El último al que visité, ni corto ni perezoso, se me acercó y me sacó de la camisa el trocito del entrecejo, me lo colocó en el sitio original y me dijo: enfadate! Qué sensación tan rara y tan liberadora… pero como llevaba tanto tiempo sin dar patadas, cada vez que me enfadaba se me descontrolaban las piernas. Al no saber si la persona se merecía verdaderamente la patada, pero tampoco poder controlar el impulso, las lanzaba hacia mi otra pierna, o me daba con la rodilla en la cabeza o en el pecho, para ganar tiempo y poder pensar. Tomé la decisión de ponerme estos pantalones ajustados, así sólo puedo dar puntapiés”.
Le pregunté cómo era su espalda. Me dijo que no lo sabía, él no se la miraba. Intentó hablar varias veces sin encontrar forma de articular la primera palabra, porque no sabía como era, ni la suya ni ninguna otra, y entonces pasó. Esta vez no pudo controlar que las lágrimas le borraran la sonrisa dibujada, porque se dió cuenta del miedo que le daban las espaldas.
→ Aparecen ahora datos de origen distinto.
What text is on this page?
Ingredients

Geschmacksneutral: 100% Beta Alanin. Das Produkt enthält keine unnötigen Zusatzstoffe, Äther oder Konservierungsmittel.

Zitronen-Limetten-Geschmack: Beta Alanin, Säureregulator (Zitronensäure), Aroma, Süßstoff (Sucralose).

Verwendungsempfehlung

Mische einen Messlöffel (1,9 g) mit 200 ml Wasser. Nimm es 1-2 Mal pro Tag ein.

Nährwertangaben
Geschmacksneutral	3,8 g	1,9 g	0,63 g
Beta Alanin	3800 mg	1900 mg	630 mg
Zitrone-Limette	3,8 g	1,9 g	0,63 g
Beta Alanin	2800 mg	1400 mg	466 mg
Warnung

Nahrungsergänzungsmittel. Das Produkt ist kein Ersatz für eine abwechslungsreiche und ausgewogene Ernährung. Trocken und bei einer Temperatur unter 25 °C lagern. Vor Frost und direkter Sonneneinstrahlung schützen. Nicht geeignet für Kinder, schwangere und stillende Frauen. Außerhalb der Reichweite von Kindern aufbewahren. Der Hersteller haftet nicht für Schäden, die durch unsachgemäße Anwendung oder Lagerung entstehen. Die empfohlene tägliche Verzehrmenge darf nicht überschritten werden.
¿Puedo hacer algo para reconfortarte?Le pregunté. “Si, ¿Podrías secarme las lágrimas? No me llego”. “Por supuesto”, contesté, y me acerqué a él con un pañuelo. En ese pañuelo se iba quedando la sonrisa pintada mientras se dibuja la real en su cara. Ésta era menos exagerada, mezclada con tristeza, al fin y al cabo, más real. Es un buen comienzo.